Data models. Represent domain entities (User, Order, Invoice) with validation, computed properties, and serialization methods.
Troubleshooting, Debugging, and Common Pitfalls in JavaScript Classes

Forget to call super() in a subclass constructor and JavaScript throws a ReferenceError the moment you try to use this. The error message explicitly states “Must call super constructor in derived class before accessing ‘this'”, pointing to the line where this appears. The fix is straightforward. Move super(parentArgs) to the first line of the constructor, before any this.property = value assignments.
Call a static method on an instance instead of the class and you’ll get a TypeError because the method doesn’t exist on the instance or its prototype. Define static clean() and try instance.clean() and the error reads “instance.clean is not a function”. The solution is to call ClassName.clean() directly. Trying to call an instance method on the class itself fails because instance methods live on the prototype, not on the constructor.
Forget new when instantiating a class and you’ll throw a TypeError with the message “Class constructor ClassName cannot be invoked without ‘new'”. Unlike constructor functions, which can be called without new and create unintended global pollution, classes enforce the new requirement and fail fast. See this error? Add new before the class name: const obj = new ClassName().
Modifying ClassName.prototype directly after defining the class can introduce subtle bugs. Adding or changing methods on the prototype affects all existing and future instances, which might seem convenient but creates action-at-a-distance problems in large codebases. One module patches a method and another relies on the original behavior? The second module breaks. Better to define all methods inside the class body or use composition to extend behavior.
Common pitfalls:
Missing super() in subclass constructors. Triggers ReferenceError when accessing this before calling super().
Calling static methods on instances. Results in “not a function” TypeError because static methods aren’t on the prototype.
Overriding parent methods without super. Shadows parent methods completely unless you call super.methodName() to retain parent logic.

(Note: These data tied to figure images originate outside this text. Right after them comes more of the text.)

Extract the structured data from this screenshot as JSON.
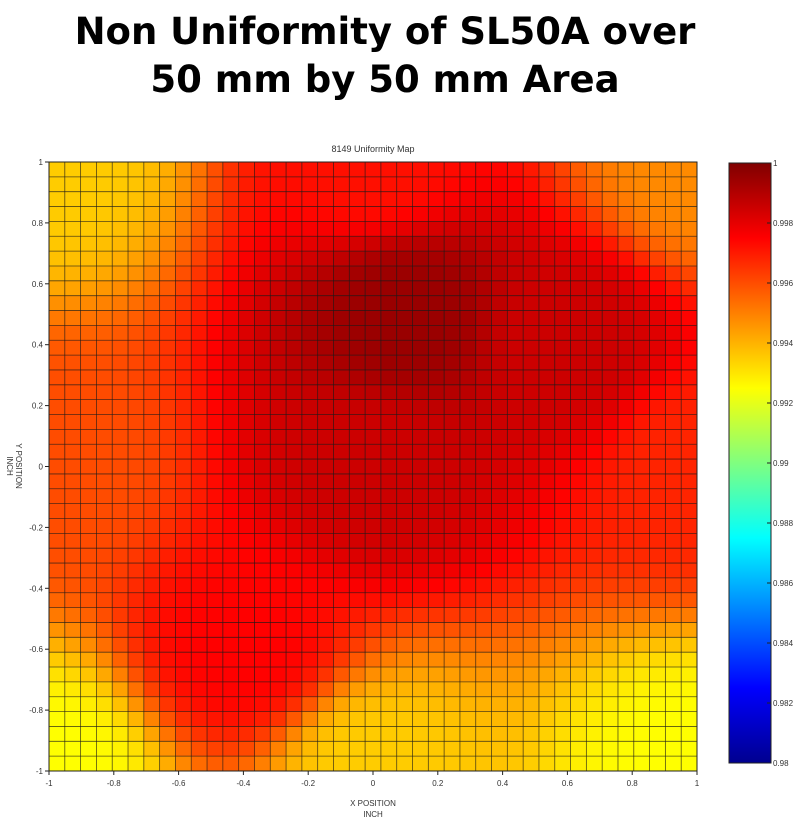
{
  "slide": {
    "title_line1": "Non Uniformity of SL50A over",
    "title_line2": "50 mm by 50 mm Area"
  },
  "chart_data": {
    "type": "heatmap",
    "title": "8149 Uniformity Map",
    "xlabel_line1": "X POSITION",
    "xlabel_line2": "INCH",
    "ylabel_line1": "Y POSITION",
    "ylabel_line2": "INCH",
    "xlim": [
      -1,
      1
    ],
    "ylim": [
      -1,
      1
    ],
    "x_ticks": [
      -1,
      -0.8,
      -0.6,
      -0.4,
      -0.2,
      0,
      0.2,
      0.4,
      0.6,
      0.8,
      1
    ],
    "x_tick_labels": [
      "-1",
      "-0.8",
      "-0.6",
      "-0.4",
      "-0.2",
      "0",
      "0.2",
      "0.4",
      "0.6",
      "0.8",
      "1"
    ],
    "y_ticks": [
      -1,
      -0.8,
      -0.6,
      -0.4,
      -0.2,
      0,
      0.2,
      0.4,
      0.6,
      0.8,
      1
    ],
    "y_tick_labels": [
      "-1",
      "-0.8",
      "-0.6",
      "-0.4",
      "-0.2",
      "0",
      "0.2",
      "0.4",
      "0.6",
      "0.8",
      "1"
    ],
    "colorbar": {
      "range": [
        0.98,
        1.0
      ],
      "ticks": [
        0.98,
        0.982,
        0.984,
        0.986,
        0.988,
        0.99,
        0.992,
        0.994,
        0.996,
        0.998,
        1.0
      ],
      "tick_labels": [
        "0.98",
        "0.982",
        "0.984",
        "0.986",
        "0.988",
        "0.99",
        "0.992",
        "0.994",
        "0.996",
        "0.998",
        "1"
      ],
      "colormap": "jet"
    },
    "grid": true,
    "grid_columns": 41,
    "grid_rows": 41,
    "values": [
      {
        "x": -1,
        "y": 1,
        "v": 0.9935
      },
      {
        "x": 0,
        "y": 1,
        "v": 0.9972
      },
      {
        "x": 1,
        "y": 1,
        "v": 0.9948
      },
      {
        "x": 0.1,
        "y": 0.5,
        "v": 0.9995
      },
      {
        "x": 0.6,
        "y": 0.4,
        "v": 0.9985
      },
      {
        "x": -1,
        "y": 0,
        "v": 0.996
      },
      {
        "x": 0,
        "y": 0,
        "v": 0.9985
      },
      {
        "x": 1,
        "y": 0,
        "v": 0.9968
      },
      {
        "x": -0.4,
        "y": -0.6,
        "v": 0.9975
      },
      {
        "x": -1,
        "y": -1,
        "v": 0.9925
      },
      {
        "x": 0,
        "y": -1,
        "v": 0.9935
      },
      {
        "x": 1,
        "y": -1,
        "v": 0.9925
      }
    ]
  }
}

Modifying the prototype externally. Affects all instances and can introduce unintended side effects across modules.
Forgetting new during instantiation. Throws TypeError immediately because classes can’t be invoked as regular functions.
Final Words
We jumped straight into the mechanics: classes as blueprints tied to prototypes, constructors initializing fields, and instance methods living on the prototype.
We also covered class declarations vs expressions, inheritance with extends/super, getters and setters, plus advanced features like static blocks and async methods.
You got practical examples, comparisons with factory and mixin patterns, and troubleshooting tips for common runtime errors.
With this foundation, javascript classes should feel practical — pick patterns that fit your code and ship confidently.
FAQ
Q: Which is the best course to learn JavaScript?
A: The best course to learn JavaScript is a project-based one that covers ES6 and classes; try freeCodeCamp or MDN for free learning, or Jonas Schmedtmann’s Complete JavaScript Course for paid structure.
Q: What are the classes in JavaScript?
A: Classes in JavaScript are blueprints for objects that set up prototypes; constructors initialize properties, instance methods live on the prototype, and typeof Class returns “function”.
Q: What’s harder, C++ or JavaScript?
A: C++ is generally harder than JavaScript because it requires manual memory management, stricter types, and compilation; JavaScript’s dynamic runtime is easier to start with but can be tricky at scale.
Q: Are classes still used in JavaScript?
A: Classes are still used in JavaScript; ES6 class syntax is common for readable object-oriented code, while prototypes, factory functions, and composition remain useful alternatives.